A Super Bowl ring in hand is worth how many draft picks in the bush?
That’s the question for Monday after the big game as we reconsider the trade the Detroit Lions made a year ago, sending Matthew Stafford to the Los Angeles Rams in exchange for Jared Goff and a trio of draft picks.
The swap worked out as envisioned for the Rams when they paid the hefty price tag to upgrade at quarterback. The addition of Stafford, along with a couple other All-Pro-caliber acquisitions proved to be the recipe that elevated the Rams from contender to champion.
The team’s strategy of liquidating its premium draft assets for an injection of known talent was unquestionably bold, bucking established trends, but no matter how it impacts the franchise in the future, they’ll have a Lombardi trophy as validation.
Admittedly, it’s difficult to quantify Stafford’s exact contributions to the Rams’ run to the top. Pro Football Reference assigns an Approximate Value, which attempts to encapsulate a player’s statistical output into a single number. Stafford scored a 15, which was tied for 14th in the NFL along with the likes of Aaron Rodgers, Joe Burrow and defensive MVP T.J. Watt. Goff, meanwhile, checked in at 10 his first year in Detroit (tied for 77th). That said, Goff had an AV of 18 when he led the Rams to the Super Bowl three years earlier.

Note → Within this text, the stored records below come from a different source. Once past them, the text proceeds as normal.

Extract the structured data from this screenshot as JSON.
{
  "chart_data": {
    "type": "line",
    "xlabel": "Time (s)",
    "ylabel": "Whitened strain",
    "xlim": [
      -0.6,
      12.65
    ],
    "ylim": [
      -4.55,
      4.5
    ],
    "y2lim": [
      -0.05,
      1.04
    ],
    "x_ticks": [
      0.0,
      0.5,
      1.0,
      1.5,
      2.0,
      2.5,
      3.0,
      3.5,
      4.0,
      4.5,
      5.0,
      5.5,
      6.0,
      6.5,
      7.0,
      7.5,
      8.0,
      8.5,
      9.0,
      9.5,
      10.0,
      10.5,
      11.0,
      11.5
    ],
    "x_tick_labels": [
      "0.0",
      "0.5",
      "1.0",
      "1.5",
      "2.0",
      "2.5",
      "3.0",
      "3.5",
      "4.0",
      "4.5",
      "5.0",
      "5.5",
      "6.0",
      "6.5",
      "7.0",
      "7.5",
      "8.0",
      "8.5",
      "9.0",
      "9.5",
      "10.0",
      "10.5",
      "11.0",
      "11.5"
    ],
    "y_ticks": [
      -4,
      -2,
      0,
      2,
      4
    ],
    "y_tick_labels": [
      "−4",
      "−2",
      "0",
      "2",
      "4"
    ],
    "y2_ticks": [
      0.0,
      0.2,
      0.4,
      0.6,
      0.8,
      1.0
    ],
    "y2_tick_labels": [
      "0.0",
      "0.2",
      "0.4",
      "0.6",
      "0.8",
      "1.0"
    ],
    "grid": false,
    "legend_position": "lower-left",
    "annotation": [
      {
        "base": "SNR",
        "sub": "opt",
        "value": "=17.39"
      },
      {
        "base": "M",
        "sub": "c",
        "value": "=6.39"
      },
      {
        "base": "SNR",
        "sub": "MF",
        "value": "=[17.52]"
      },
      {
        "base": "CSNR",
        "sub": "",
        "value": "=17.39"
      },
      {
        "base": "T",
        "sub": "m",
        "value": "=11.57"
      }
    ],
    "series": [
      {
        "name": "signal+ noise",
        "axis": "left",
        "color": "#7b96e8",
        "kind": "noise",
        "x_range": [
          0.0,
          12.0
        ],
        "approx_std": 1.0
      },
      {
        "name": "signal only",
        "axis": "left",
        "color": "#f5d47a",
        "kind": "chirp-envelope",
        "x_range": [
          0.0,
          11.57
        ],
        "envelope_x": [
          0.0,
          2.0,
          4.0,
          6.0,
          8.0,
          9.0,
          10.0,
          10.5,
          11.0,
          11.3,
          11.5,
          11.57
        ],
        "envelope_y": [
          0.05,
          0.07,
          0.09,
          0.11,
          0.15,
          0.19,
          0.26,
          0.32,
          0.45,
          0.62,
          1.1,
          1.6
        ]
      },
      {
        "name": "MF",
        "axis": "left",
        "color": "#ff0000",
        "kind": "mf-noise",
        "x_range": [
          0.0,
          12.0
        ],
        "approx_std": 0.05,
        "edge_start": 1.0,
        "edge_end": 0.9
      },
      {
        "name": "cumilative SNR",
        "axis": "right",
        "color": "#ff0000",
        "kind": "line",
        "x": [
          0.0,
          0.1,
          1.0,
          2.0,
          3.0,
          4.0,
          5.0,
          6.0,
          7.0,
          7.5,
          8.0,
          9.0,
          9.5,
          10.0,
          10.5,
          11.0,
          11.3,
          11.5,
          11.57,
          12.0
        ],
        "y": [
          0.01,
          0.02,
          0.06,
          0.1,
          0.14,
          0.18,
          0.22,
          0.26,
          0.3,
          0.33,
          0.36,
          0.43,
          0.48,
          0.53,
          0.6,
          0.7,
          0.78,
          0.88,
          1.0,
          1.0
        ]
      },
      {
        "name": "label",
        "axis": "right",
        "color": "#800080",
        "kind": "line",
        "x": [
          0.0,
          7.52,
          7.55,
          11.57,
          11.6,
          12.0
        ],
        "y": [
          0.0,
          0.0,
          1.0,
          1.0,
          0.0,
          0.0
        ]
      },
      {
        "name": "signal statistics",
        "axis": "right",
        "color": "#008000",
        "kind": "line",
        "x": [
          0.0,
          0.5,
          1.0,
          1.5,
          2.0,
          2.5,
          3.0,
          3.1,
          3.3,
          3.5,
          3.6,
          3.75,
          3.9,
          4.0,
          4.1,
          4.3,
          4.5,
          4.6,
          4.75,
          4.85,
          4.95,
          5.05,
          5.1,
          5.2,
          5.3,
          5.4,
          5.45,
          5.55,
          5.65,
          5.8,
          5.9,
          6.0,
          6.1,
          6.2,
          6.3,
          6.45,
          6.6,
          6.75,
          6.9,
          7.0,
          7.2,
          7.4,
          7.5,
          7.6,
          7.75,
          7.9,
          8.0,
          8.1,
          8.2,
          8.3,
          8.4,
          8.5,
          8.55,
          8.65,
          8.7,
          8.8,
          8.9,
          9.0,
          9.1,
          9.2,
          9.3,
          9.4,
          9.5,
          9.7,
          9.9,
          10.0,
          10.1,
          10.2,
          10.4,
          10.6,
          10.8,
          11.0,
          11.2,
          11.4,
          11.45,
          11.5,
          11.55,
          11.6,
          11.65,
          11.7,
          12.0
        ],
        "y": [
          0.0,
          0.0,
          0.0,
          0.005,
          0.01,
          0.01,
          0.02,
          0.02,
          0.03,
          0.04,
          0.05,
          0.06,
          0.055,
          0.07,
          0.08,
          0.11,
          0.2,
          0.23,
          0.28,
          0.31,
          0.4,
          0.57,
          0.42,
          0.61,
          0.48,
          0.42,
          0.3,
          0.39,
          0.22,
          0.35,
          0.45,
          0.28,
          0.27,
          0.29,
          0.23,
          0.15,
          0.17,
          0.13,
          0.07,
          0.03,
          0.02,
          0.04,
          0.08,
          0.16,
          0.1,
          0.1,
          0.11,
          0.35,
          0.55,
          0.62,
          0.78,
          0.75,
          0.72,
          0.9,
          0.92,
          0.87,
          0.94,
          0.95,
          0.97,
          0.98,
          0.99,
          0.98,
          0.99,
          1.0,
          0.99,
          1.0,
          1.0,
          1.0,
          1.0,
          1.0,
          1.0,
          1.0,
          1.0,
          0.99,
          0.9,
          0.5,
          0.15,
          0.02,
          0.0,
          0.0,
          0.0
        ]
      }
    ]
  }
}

Pro Football Talk flippantly tweeted after the game, “Jared Goff could have done all of this.” While there’s no way to prove or disprove that statement, it’s difficult to see Goff making the deep throw to Cooper Kupp that set up the game-winning field goal against Tampa Bay or having the ability to overcome the complete lack of a running game and the first-half injury to Odell Beckham Jr., the way Stafford did in the Super Bowl, leading a game-winning drive in the closing minutes.
All we can say, definitively, is the Rams have zero buyer’s remorse. And, to be fair, the Lions shouldn’t, either.
Stafford didn’t have the stomach to be part of another regime change and retooling in Detroit after more than a decade, so he asked out. Acquiescing to the request, the Lions ended up getting a considerable haul for a 33-year-old QB with growing durability concerns.
“I mean, I think we’re in two different phases and that’s what I think he recognized,” general manager Brad Holmes said at the Senior Bowl earlier this month. “I respected his request, and we did the best thing we did for our organization and the best thing for him.
“He asked for the trade and I think it worked out for both sides,” Holmes continued. “You know, Stafford’s a good player, and the Rams are a good team. So, it worked out for them, and in exchange, we got compensation that can help us along the way.”
Holmes’ assessment of the deal is obviously premature, but Detroit’s GM is the key to whether it will ultimately work out for both sides. The Rams already have received their reward, while it will take years to fully understand what the Lions got in return.
The Goff component is relatively clear, but the draft picks are the true treasure. Coveted and hoarded by most teams, it’s how Holmes utilizes those selections that could set the Lions on course for contention.
Detroit already has used one pick, grabbing cornerback Ifeatu Melifonwu last year with a third-round choice acquired from the Rams. Two first-rounders remain, with the Rams’ Super Bowl victory meaning the 2022 selection will be the last pick of the first day, No. 32 overall.
For perspective, had the Rams lost in the opening round of the postseason, the Lions would be drafting No. 23. Assuming Stafford stays healthy, and Aaron Donald doesn’t retire, that’s the approximate floor for the incoming 2023 first-round pick.
Now, there’s plenty of talent to be found in the back-half of the first round. The aforementioned Watt, quarterback Lamar Jackson, wide receiver Deebo Samuel were selected between 30-36 in the past five years. If Holmes manages to find one All-Pro on that level, the Lions easily should be viewed as the long-term winners of the trade. Similarly, if two of those three, including Melifonwu, end up above-average starters it’s probably a wash.
Although the situations have their differences, it’s easy to draw some parallels to one of the most famous trades in Detroit sports history, when the Tigers shipped pitching prospect John Smoltz to the Atlanta Braves for proven starter Doyle Alexander.
Like Stafford, Alexander delivered immediate results, going 9-0 with a 1.53 ERA in 11 starts for the 1987 Tigers, propelling the team to the East Division crown. Smoltz would debut the next season, posting a 2-7 record with a 5.48 ERA.
But over time, the script flipped on who won the deal. That short-term payoff for the Tigers became a distant memory as Smoltz went on to have a Hall of Fame career, with eight All-Star appearances and a Cy Young.
On top of all his individual accolades, Smoltz also won a championship with the Braves. As it turns out, it was the franchise’s first since 1957, the same year as the Lions’ last title.
The Rams got their man, Stafford got his moment, but there’s an opportunity, however small, for the Lions to be winners, too. Holmes has three shots to find his Smoltz.